- Muchas notas - Fran Acién

There a two elements that define an array, the element pattern and the array factor:

$$ E = E_{ref} \cdot AF $$ $$ AF = \sum_{n=1}^N e^{(n-1)\beta} e^{jk(n-1)d\cos{\theta}} \\ \psi = kd\cos{\theta} + \beta \\ AF_n = \frac{\sin(N\psi / 2)}{N \sin(\psi / 2)} $$ Where $\beta$ is the progressice phase shift, N the number of elements, d the distance between elements, $\theta$ the angle from the axis of the array to the observation point.

The maximum array factor is found when:

$$ \lvert AF_n \lvert = 1 \rightarrow \psi = 2 m \pi $$ I computed that in python because I was not sure, and it is exactly that xD:

Uniform linear array

The grating lobes plot:

Broadside array

In broadside the maximum is in $\theta = \pi / 2$.

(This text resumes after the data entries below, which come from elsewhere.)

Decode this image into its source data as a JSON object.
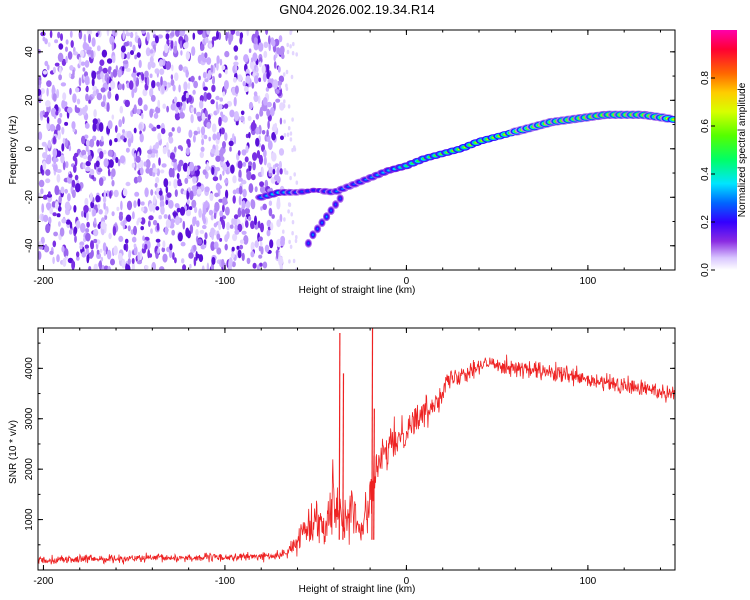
{
  "title": "GN04.2026.002.19.34.R14",
  "chart_data": [
    {
      "type": "heatmap",
      "name": "spectrogram",
      "xlabel": "Height of straight line (km)",
      "ylabel": "Frequency (Hz)",
      "xlim": [
        -203,
        148
      ],
      "ylim": [
        -50,
        49
      ],
      "x_ticks": [
        "-200",
        "-100",
        "0",
        "100"
      ],
      "y_ticks": [
        "-40",
        "-20",
        "0",
        "20",
        "40"
      ],
      "noise_region_x": [
        -203,
        -68
      ],
      "signal_track": {
        "x": [
          -80,
          -70,
          -60,
          -50,
          -40,
          -30,
          -20,
          -10,
          0,
          10,
          20,
          30,
          40,
          50,
          60,
          70,
          80,
          90,
          100,
          110,
          120,
          130,
          140,
          148
        ],
        "frequency": [
          -20,
          -18,
          -18,
          -17,
          -18,
          -15,
          -12,
          -9,
          -7,
          -4,
          -2,
          0,
          3,
          5,
          7,
          9,
          11,
          12,
          13,
          14,
          14,
          14,
          13,
          12
        ],
        "amplitude": [
          0.35,
          0.45,
          0.3,
          0.25,
          0.35,
          0.3,
          0.35,
          0.4,
          0.55,
          0.6,
          0.65,
          0.7,
          0.72,
          0.75,
          0.8,
          0.85,
          0.9,
          0.92,
          0.95,
          0.98,
          0.97,
          0.95,
          0.9,
          0.75
        ]
      },
      "branch_track": {
        "x": [
          -54,
          -52,
          -48,
          -44,
          -40,
          -36
        ],
        "frequency": [
          -39,
          -36,
          -32,
          -28,
          -24,
          -20
        ],
        "amplitude": [
          0.3,
          0.35,
          0.3,
          0.35,
          0.3,
          0.3
        ]
      },
      "colorbar": {
        "label": "Normalized spectral amplitude",
        "range": [
          0,
          1
        ],
        "ticks": [
          "0.0",
          "0.2",
          "0.4",
          "0.6",
          "0.8"
        ]
      }
    },
    {
      "type": "line",
      "name": "snr",
      "xlabel": "Height of straight line (km)",
      "ylabel": "SNR (10 * v/v)",
      "xlim": [
        -203,
        148
      ],
      "ylim": [
        0,
        4800
      ],
      "x_ticks": [
        "-200",
        "-100",
        "0",
        "100"
      ],
      "y_ticks": [
        "1000",
        "2000",
        "3000",
        "4000"
      ],
      "color": "#ee2222",
      "envelope": {
        "x": [
          -203,
          -150,
          -100,
          -70,
          -62,
          -55,
          -50,
          -45,
          -40,
          -35,
          -30,
          -25,
          -20,
          -15,
          -10,
          -5,
          0,
          5,
          10,
          15,
          20,
          25,
          30,
          40,
          50,
          60,
          70,
          80,
          90,
          100,
          110,
          120,
          130,
          140,
          148
        ],
        "mean": [
          200,
          230,
          250,
          280,
          450,
          900,
          1000,
          900,
          1500,
          1000,
          1200,
          700,
          1500,
          2100,
          2400,
          2600,
          2800,
          3000,
          3100,
          3300,
          3600,
          3800,
          3900,
          4050,
          4100,
          4000,
          3950,
          3900,
          3850,
          3750,
          3700,
          3650,
          3600,
          3550,
          3500
        ],
        "noise": [
          80,
          80,
          80,
          80,
          150,
          350,
          400,
          350,
          700,
          400,
          500,
          300,
          500,
          400,
          350,
          350,
          350,
          300,
          300,
          280,
          250,
          220,
          200,
          180,
          180,
          180,
          180,
          180,
          180,
          180,
          180,
          180,
          180,
          180,
          180
        ]
      },
      "spikes": [
        {
          "x": -37,
          "y": 4700
        },
        {
          "x": -35,
          "y": 3900
        },
        {
          "x": -19,
          "y": 4800
        },
        {
          "x": -18,
          "y": 3200
        }
      ]
    }
  ]
}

$$ \theta = \pi / 2 \Rightarrow \psi = \beta \\ AF_n = max \Rightarrow \psi = 2 m \pi \\ \Rightarrow \beta = 2 m \pi \Rightarrow \beta = 0 \\ \Rightarrow AF_n = \frac{\sin(N k d \cos{\theta / 2})}{N \sin(k d \cos{\theta} / 2)} $$

Thus to have the maximum of the array factor of a uniform linear array directed broadside to the axis of the array, it is necessary that all the elements have the same phase excitation (in addition to the same amplitude excitation).

To avoid any grating lobe, the largest spacing between the elements should be less than one wavelength (dmax < λ).

Endfire array

In broadside the maximum is in $\theta = 0$.

$$ \theta = 0 \Rightarrow \psi = kd + \beta \\ AF_n = max \Rightarrow \psi = 2 m \pi \\ \Rightarrow \beta = 2 m \pi - kd \Rightarrow \beta = -kd \\ \Rightarrow AF_n = \frac{\sin(N k d (\cos\theta - 1) / 2)}{N \sin(k d (\cos\theta - 1) / 2)} $$

To have only one end-fire maximum and to avoid any grating lobes, the maximum spacing between the elements should be less than dmax < λ/2.